Rabella membenci Alvaro, adik angkatnya!
Semua orang tau itu, tapi apa jadinya kalau Rabella malah jadi istri kedua Alvaro karena kecerobohannya sendiri? Setelahnya, Rabella harus menanggung nasib paling buruk yang tak pernah dia impikan!
Apa yang terjadi sebenarnya?
Yuk simak cerita ini.
Karya ini diterbitkan atas izin NovelToon alnayra, isi konten hanyalah pandangan pribadi pembuatnya, tidak mewakili NovelToon sendiri
Alvaro Terlalu Baik?
Brak...
Rabella membantunya pintu mobilnya cukup keras.
"Hahahaha sialan!! Jadi sekarang gue gak punya pekerjaan? Gue dipecat dari kantor? Dari kantor milik keluarga gue sendiri cuma gara-gara Alvaro??"
Tawa Rabella menggema begitu saja, menertawakan nasibnya yang benar-benar sial.
Ia kira, bisa lepas dari mansion keluarga Wilson saja sudah cukup. Tapi ternyata papanya masih saja keras kepala, seolah apa yang pria tua itu rencanakan selalu benar. Sedangkan rencana milik Rabella selalu salah!
Sejak kecil, Rabella harus kehilangan mamanya, lalu kehilangan kasih sayang papanya karena kehadiran Alvaro.
Lalu setelah semua usahanya, Rabella tetap tak dianggap sebagai anak yang hebat bagi papanya.
Sekarang, dirinya malah harus jadi istri kedua adik angkat yang paling dibencinya!!
Bukan kah ini tidak adil bagi Rabella?
Kenapa semua ini harus terjadi pada Rabella? Kenapa dirinya tak pernah dibiarkan bahagia? Kenapa hanya Alvaro yang bisa mendapatkan semuanya dengan mudah?
Apa dirinya memang tidak pantas untuk bahagia?

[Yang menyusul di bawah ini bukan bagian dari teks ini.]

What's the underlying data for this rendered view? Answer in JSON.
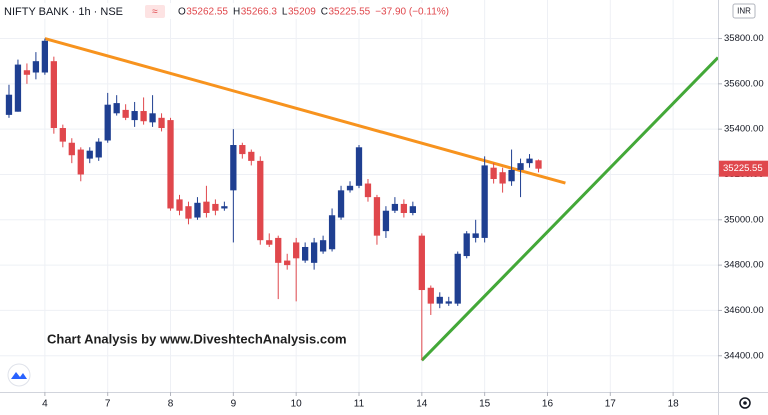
{
  "chart_data": {
    "type": "candlestick",
    "title": "NIFTY BANK · 1h · NSE",
    "ohlc_labels": [
      "O",
      "H",
      "L",
      "C"
    ],
    "change": "−37.90 (−0.11%)",
    "currency": "INR",
    "annotation": "Chart Analysis by www.DiveshtechAnalysis.com",
    "up_color": "#1f3f91",
    "down_color": "#e0474c",
    "grid": true,
    "x": [
      -4,
      -3,
      -2,
      -1,
      0,
      1,
      2,
      3,
      4,
      5,
      6,
      7,
      8,
      9,
      10,
      11,
      12,
      13,
      14,
      15,
      16,
      17,
      18,
      19,
      20,
      21,
      22,
      23,
      24,
      25,
      26,
      27,
      28,
      29,
      30,
      31,
      32,
      33,
      34,
      35,
      36,
      37,
      38,
      39,
      40,
      41,
      42,
      43,
      44,
      45,
      46,
      47,
      48,
      49,
      50,
      51,
      52,
      53,
      54,
      55
    ],
    "open": [
      35463,
      35477,
      35660,
      35650,
      35650,
      35700,
      35405,
      35340,
      35310,
      35270,
      35275,
      35350,
      35470,
      35485,
      35440,
      35480,
      35430,
      35450,
      35440,
      35090,
      35060,
      35010,
      35080,
      35070,
      35050,
      35130,
      35330,
      35300,
      35260,
      34910,
      34920,
      34820,
      34900,
      34820,
      34810,
      34860,
      34870,
      35010,
      35130,
      35150,
      35160,
      35100,
      34950,
      35040,
      35070,
      35030,
      34930,
      34700,
      34630,
      34630,
      34630,
      34840,
      34920,
      34920,
      35230,
      35210,
      35170,
      35220,
      35250,
      35262.55
    ],
    "high": [
      35596,
      35707,
      35690,
      35740,
      35800,
      35720,
      35420,
      35360,
      35320,
      35320,
      35360,
      35560,
      35550,
      35510,
      35520,
      35540,
      35550,
      35470,
      35450,
      35110,
      35080,
      35100,
      35150,
      35090,
      35080,
      35400,
      35340,
      35310,
      35280,
      34940,
      34930,
      34850,
      34920,
      34900,
      34920,
      34930,
      35050,
      35150,
      35170,
      35330,
      35180,
      35110,
      35060,
      35100,
      35090,
      35080,
      34940,
      34710,
      34680,
      34660,
      34860,
      34950,
      35000,
      35280,
      35250,
      35230,
      35310,
      35270,
      35290,
      35266.3
    ],
    "low": [
      35450,
      35477,
      35600,
      35620,
      35640,
      35380,
      35320,
      35250,
      35170,
      35250,
      35260,
      35340,
      35460,
      35440,
      35410,
      35420,
      35410,
      35390,
      35040,
      35020,
      34980,
      35000,
      35010,
      35020,
      35040,
      34900,
      35270,
      35240,
      34890,
      34880,
      34650,
      34780,
      34640,
      34810,
      34780,
      34850,
      34860,
      35000,
      35120,
      35140,
      35080,
      34890,
      34920,
      35030,
      35010,
      35020,
      34380,
      34580,
      34610,
      34620,
      34620,
      34830,
      34900,
      34900,
      35160,
      35120,
      35150,
      35100,
      35230,
      35209.0
    ],
    "close": [
      35552,
      35685,
      35640,
      35700,
      35790,
      35405,
      35345,
      35285,
      35200,
      35305,
      35345,
      35508,
      35515,
      35450,
      35480,
      35435,
      35470,
      35405,
      35050,
      35040,
      35005,
      35075,
      35030,
      35040,
      35060,
      35330,
      35290,
      35260,
      34910,
      34890,
      34810,
      34800,
      34830,
      34880,
      34900,
      34910,
      35020,
      35130,
      35150,
      35320,
      35100,
      34930,
      35040,
      35070,
      35030,
      35060,
      34690,
      34630,
      34660,
      34640,
      34850,
      34940,
      34940,
      35240,
      35180,
      35160,
      35220,
      35250,
      35270,
      35225.55
    ],
    "xlim": [
      -5,
      75
    ],
    "xticks": [
      {
        "value": 0,
        "label": "4"
      },
      {
        "value": 7,
        "label": "7"
      },
      {
        "value": 14,
        "label": "8"
      },
      {
        "value": 21,
        "label": "9"
      },
      {
        "value": 28,
        "label": "10"
      },
      {
        "value": 35,
        "label": "11"
      },
      {
        "value": 42,
        "label": "14"
      },
      {
        "value": 49,
        "label": "15"
      },
      {
        "value": 56,
        "label": "16"
      },
      {
        "value": 63,
        "label": "17"
      },
      {
        "value": 70,
        "label": "18"
      }
    ],
    "ylim": [
      34240,
      35970
    ],
    "yticks": [
      {
        "value": 34400,
        "label": "34400.00"
      },
      {
        "value": 34600,
        "label": "34600.00"
      },
      {
        "value": 34800,
        "label": "34800.00"
      },
      {
        "value": 35000,
        "label": "35000.00"
      },
      {
        "value": 35200,
        "label": "35200.00"
      },
      {
        "value": 35400,
        "label": "35400.00"
      },
      {
        "value": 35600,
        "label": "35600.00"
      },
      {
        "value": 35800,
        "label": "35800.00"
      }
    ],
    "trendlines": [
      {
        "color": "#f7931e",
        "x": [
          0,
          58
        ],
        "y": [
          35800,
          35162
        ]
      },
      {
        "color": "#43a838",
        "x": [
          42,
          75
        ],
        "y": [
          34380,
          35716
        ]
      }
    ]
  }
}
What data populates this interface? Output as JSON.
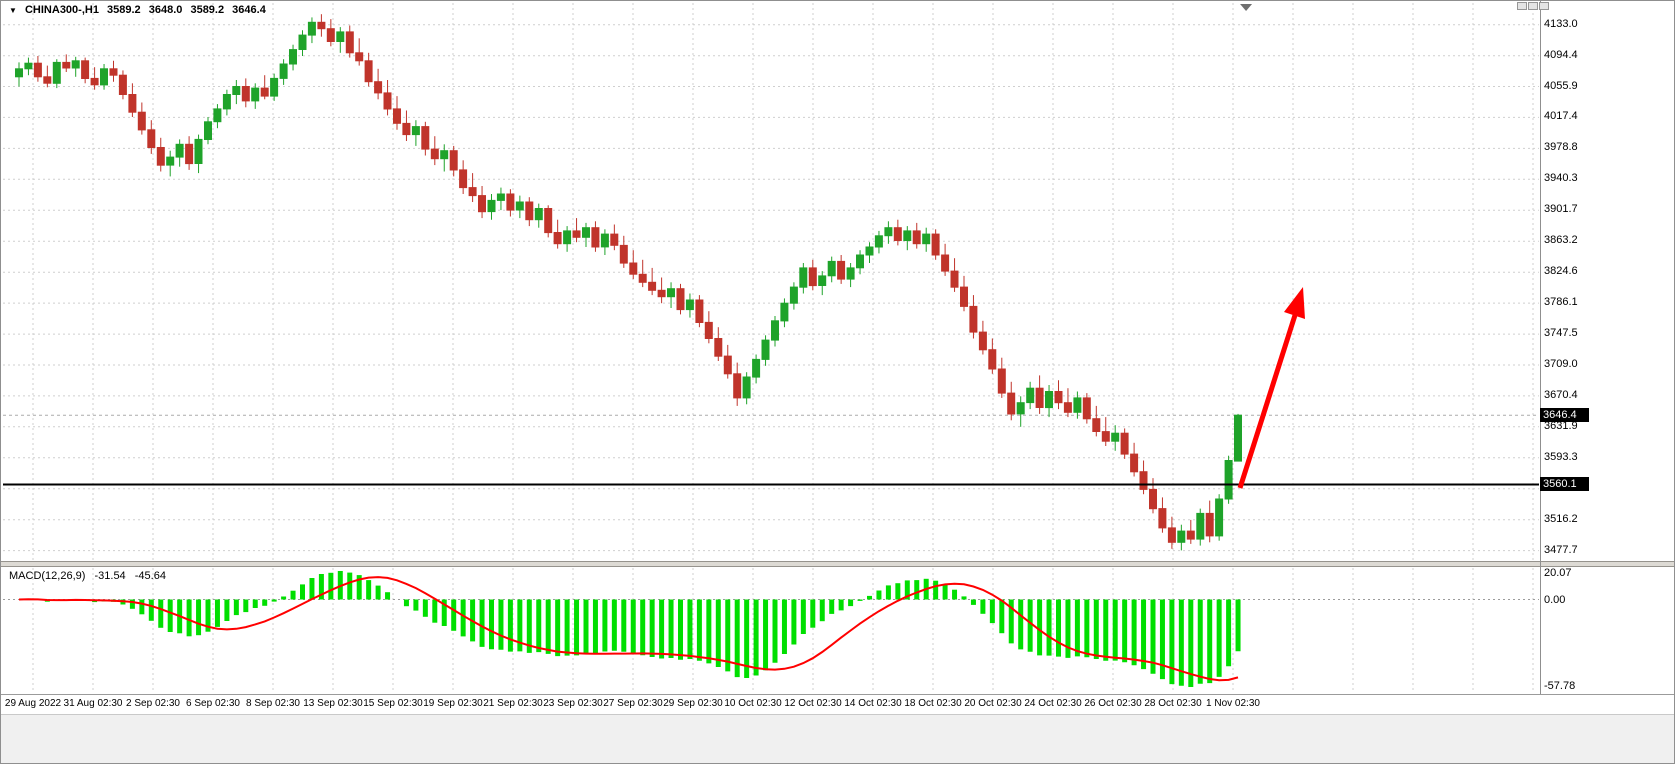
{
  "chart_title": {
    "symbol_period": "CHINA300-,H1",
    "open": "3589.2",
    "high": "3648.0",
    "low": "3589.2",
    "close": "3646.4"
  },
  "icons": {
    "dropdown": "▼"
  },
  "price_scale": {
    "current_badge": "3646.4",
    "line_badge": "3560.1"
  },
  "macd_panel": {
    "label": "MACD(12,26,9)",
    "main_value": "-31.54",
    "signal_value": "-45.64",
    "scale_labels": [
      "20.07",
      "0.00",
      "-57.78"
    ]
  },
  "colors": {
    "up": "#1FA32A",
    "down": "#C0342B",
    "macd_hist": "#00DF00",
    "signal": "#FF0000",
    "hline": "#000000",
    "arrow": "#FF0000",
    "grid": "#CFCFCF",
    "bid_line": "#ABABAB",
    "badge_bg": "#000000",
    "badge_fg": "#FFFFFF",
    "shift_marker": "#6F6F6F"
  },
  "chart_data": [
    {
      "type": "candlestick",
      "title": "CHINA300-,H1",
      "ylim": [
        3466,
        4160
      ],
      "hline": 3560.1,
      "last_close": 3646.4,
      "y_ticks": [
        "4133.0",
        "4094.4",
        "4055.9",
        "4017.4",
        "3978.8",
        "3940.3",
        "3901.7",
        "3863.2",
        "3824.6",
        "3786.1",
        "3747.5",
        "3709.0",
        "3670.4",
        "3631.9",
        "3593.3",
        "3516.2",
        "3477.7"
      ],
      "x_ticks": [
        "29 Aug 2022",
        "31 Aug 02:30",
        "2 Sep 02:30",
        "6 Sep 02:30",
        "8 Sep 02:30",
        "13 Sep 02:30",
        "15 Sep 02:30",
        "19 Sep 02:30",
        "21 Sep 02:30",
        "23 Sep 02:30",
        "27 Sep 02:30",
        "29 Sep 02:30",
        "10 Oct 02:30",
        "12 Oct 02:30",
        "14 Oct 02:30",
        "18 Oct 02:30",
        "20 Oct 02:30",
        "24 Oct 02:30",
        "26 Oct 02:30",
        "28 Oct 02:30",
        "1 Nov 02:30"
      ],
      "annotation": {
        "type": "arrow",
        "direction": "up-right",
        "color": "#FF0000"
      },
      "ohlc": [
        [
          4068,
          4086,
          4056,
          4078
        ],
        [
          4078,
          4092,
          4070,
          4085
        ],
        [
          4085,
          4094,
          4062,
          4068
        ],
        [
          4068,
          4082,
          4055,
          4060
        ],
        [
          4060,
          4090,
          4054,
          4086
        ],
        [
          4086,
          4096,
          4074,
          4079
        ],
        [
          4079,
          4093,
          4068,
          4088
        ],
        [
          4088,
          4092,
          4060,
          4066
        ],
        [
          4066,
          4080,
          4052,
          4058
        ],
        [
          4058,
          4084,
          4052,
          4078
        ],
        [
          4078,
          4088,
          4062,
          4070
        ],
        [
          4070,
          4076,
          4040,
          4046
        ],
        [
          4046,
          4060,
          4018,
          4024
        ],
        [
          4024,
          4036,
          3996,
          4002
        ],
        [
          4002,
          4014,
          3972,
          3980
        ],
        [
          3980,
          3992,
          3950,
          3958
        ],
        [
          3958,
          3976,
          3944,
          3968
        ],
        [
          3968,
          3990,
          3956,
          3984
        ],
        [
          3984,
          3994,
          3952,
          3960
        ],
        [
          3960,
          3996,
          3948,
          3990
        ],
        [
          3990,
          4018,
          3984,
          4012
        ],
        [
          4012,
          4034,
          4004,
          4028
        ],
        [
          4028,
          4052,
          4020,
          4046
        ],
        [
          4046,
          4064,
          4034,
          4056
        ],
        [
          4056,
          4066,
          4030,
          4038
        ],
        [
          4038,
          4060,
          4028,
          4054
        ],
        [
          4054,
          4070,
          4040,
          4044
        ],
        [
          4044,
          4072,
          4038,
          4066
        ],
        [
          4066,
          4090,
          4058,
          4084
        ],
        [
          4084,
          4108,
          4076,
          4102
        ],
        [
          4102,
          4126,
          4094,
          4120
        ],
        [
          4120,
          4142,
          4110,
          4136
        ],
        [
          4136,
          4146,
          4118,
          4128
        ],
        [
          4128,
          4140,
          4106,
          4112
        ],
        [
          4112,
          4130,
          4098,
          4124
        ],
        [
          4124,
          4132,
          4092,
          4098
        ],
        [
          4098,
          4116,
          4082,
          4088
        ],
        [
          4088,
          4098,
          4056,
          4062
        ],
        [
          4062,
          4078,
          4040,
          4048
        ],
        [
          4048,
          4064,
          4020,
          4028
        ],
        [
          4028,
          4044,
          4002,
          4010
        ],
        [
          4010,
          4026,
          3988,
          3996
        ],
        [
          3996,
          4014,
          3982,
          4006
        ],
        [
          4006,
          4012,
          3970,
          3978
        ],
        [
          3978,
          3994,
          3958,
          3966
        ],
        [
          3966,
          3984,
          3950,
          3976
        ],
        [
          3976,
          3982,
          3944,
          3952
        ],
        [
          3952,
          3964,
          3922,
          3930
        ],
        [
          3930,
          3948,
          3912,
          3920
        ],
        [
          3920,
          3932,
          3892,
          3900
        ],
        [
          3900,
          3922,
          3890,
          3914
        ],
        [
          3914,
          3930,
          3902,
          3922
        ],
        [
          3922,
          3928,
          3894,
          3902
        ],
        [
          3902,
          3920,
          3892,
          3912
        ],
        [
          3912,
          3918,
          3882,
          3890
        ],
        [
          3890,
          3910,
          3880,
          3904
        ],
        [
          3904,
          3908,
          3868,
          3874
        ],
        [
          3874,
          3890,
          3854,
          3860
        ],
        [
          3860,
          3882,
          3850,
          3876
        ],
        [
          3876,
          3892,
          3862,
          3868
        ],
        [
          3868,
          3886,
          3856,
          3880
        ],
        [
          3880,
          3888,
          3850,
          3856
        ],
        [
          3856,
          3878,
          3846,
          3872
        ],
        [
          3872,
          3884,
          3852,
          3858
        ],
        [
          3858,
          3870,
          3830,
          3836
        ],
        [
          3836,
          3852,
          3816,
          3822
        ],
        [
          3822,
          3840,
          3806,
          3812
        ],
        [
          3812,
          3830,
          3796,
          3802
        ],
        [
          3802,
          3818,
          3786,
          3794
        ],
        [
          3794,
          3812,
          3780,
          3804
        ],
        [
          3804,
          3810,
          3772,
          3778
        ],
        [
          3778,
          3798,
          3768,
          3790
        ],
        [
          3790,
          3796,
          3756,
          3762
        ],
        [
          3762,
          3776,
          3736,
          3742
        ],
        [
          3742,
          3756,
          3714,
          3720
        ],
        [
          3720,
          3734,
          3692,
          3698
        ],
        [
          3698,
          3712,
          3658,
          3668
        ],
        [
          3668,
          3700,
          3660,
          3694
        ],
        [
          3694,
          3722,
          3686,
          3716
        ],
        [
          3716,
          3746,
          3708,
          3740
        ],
        [
          3740,
          3770,
          3732,
          3764
        ],
        [
          3764,
          3792,
          3756,
          3786
        ],
        [
          3786,
          3812,
          3778,
          3806
        ],
        [
          3806,
          3836,
          3798,
          3830
        ],
        [
          3830,
          3840,
          3802,
          3808
        ],
        [
          3808,
          3826,
          3796,
          3820
        ],
        [
          3820,
          3844,
          3812,
          3838
        ],
        [
          3838,
          3846,
          3810,
          3816
        ],
        [
          3816,
          3836,
          3806,
          3830
        ],
        [
          3830,
          3852,
          3822,
          3846
        ],
        [
          3846,
          3862,
          3836,
          3856
        ],
        [
          3856,
          3876,
          3848,
          3870
        ],
        [
          3870,
          3888,
          3860,
          3880
        ],
        [
          3880,
          3890,
          3858,
          3864
        ],
        [
          3864,
          3882,
          3852,
          3876
        ],
        [
          3876,
          3886,
          3854,
          3860
        ],
        [
          3860,
          3880,
          3850,
          3872
        ],
        [
          3872,
          3878,
          3840,
          3846
        ],
        [
          3846,
          3860,
          3820,
          3826
        ],
        [
          3826,
          3842,
          3800,
          3806
        ],
        [
          3806,
          3820,
          3776,
          3782
        ],
        [
          3782,
          3796,
          3742,
          3750
        ],
        [
          3750,
          3764,
          3722,
          3728
        ],
        [
          3728,
          3742,
          3698,
          3704
        ],
        [
          3704,
          3718,
          3668,
          3674
        ],
        [
          3674,
          3688,
          3640,
          3648
        ],
        [
          3648,
          3670,
          3632,
          3662
        ],
        [
          3662,
          3688,
          3654,
          3680
        ],
        [
          3680,
          3696,
          3648,
          3656
        ],
        [
          3656,
          3684,
          3644,
          3676
        ],
        [
          3676,
          3690,
          3654,
          3662
        ],
        [
          3662,
          3680,
          3644,
          3650
        ],
        [
          3650,
          3676,
          3642,
          3668
        ],
        [
          3668,
          3674,
          3636,
          3642
        ],
        [
          3642,
          3658,
          3620,
          3626
        ],
        [
          3626,
          3644,
          3608,
          3614
        ],
        [
          3614,
          3634,
          3602,
          3624
        ],
        [
          3624,
          3630,
          3592,
          3598
        ],
        [
          3598,
          3612,
          3570,
          3576
        ],
        [
          3576,
          3590,
          3548,
          3554
        ],
        [
          3554,
          3568,
          3524,
          3530
        ],
        [
          3530,
          3544,
          3500,
          3506
        ],
        [
          3506,
          3520,
          3480,
          3488
        ],
        [
          3488,
          3510,
          3478,
          3502
        ],
        [
          3502,
          3516,
          3486,
          3492
        ],
        [
          3492,
          3530,
          3484,
          3524
        ],
        [
          3524,
          3540,
          3488,
          3496
        ],
        [
          3496,
          3548,
          3490,
          3542
        ],
        [
          3542,
          3596,
          3536,
          3590
        ],
        [
          3589.2,
          3648.0,
          3589.2,
          3646.4
        ]
      ]
    },
    {
      "type": "bar",
      "name": "MACD(12,26,9)",
      "params": [
        12,
        26,
        9
      ],
      "current_main": -31.54,
      "current_signal": -45.64,
      "scale": [
        20.07,
        0.0,
        -57.78
      ]
    }
  ]
}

Tidak, Rabella menggeleng keras.
Berusaha agar air matanya tak menetes. Demi apapun, Rabella tak akan menangisi kisah hidupnya yang tak menyenangkan ini.
Buat apa juga menangis? Apa dengan menangis papanya akan luluh, lalu kembali sayang padanya. Lantas membuang Alvaro? Tidak!
Itu hanya delusi Rabella saja.
Tidak mungkin papanya itu membuang Alvaro, anak angkat kesayangannya itu.
Anak laki-laki yang dianggap bisa meneruskan garis keturunan keluarga, lalu jadi pewaris semua aset milik keluarga Wilson.
Rabella mencengkram kemudi dengan erat. Dia tau, ini bukan saatnya untuk merenungi kisah sedihnya.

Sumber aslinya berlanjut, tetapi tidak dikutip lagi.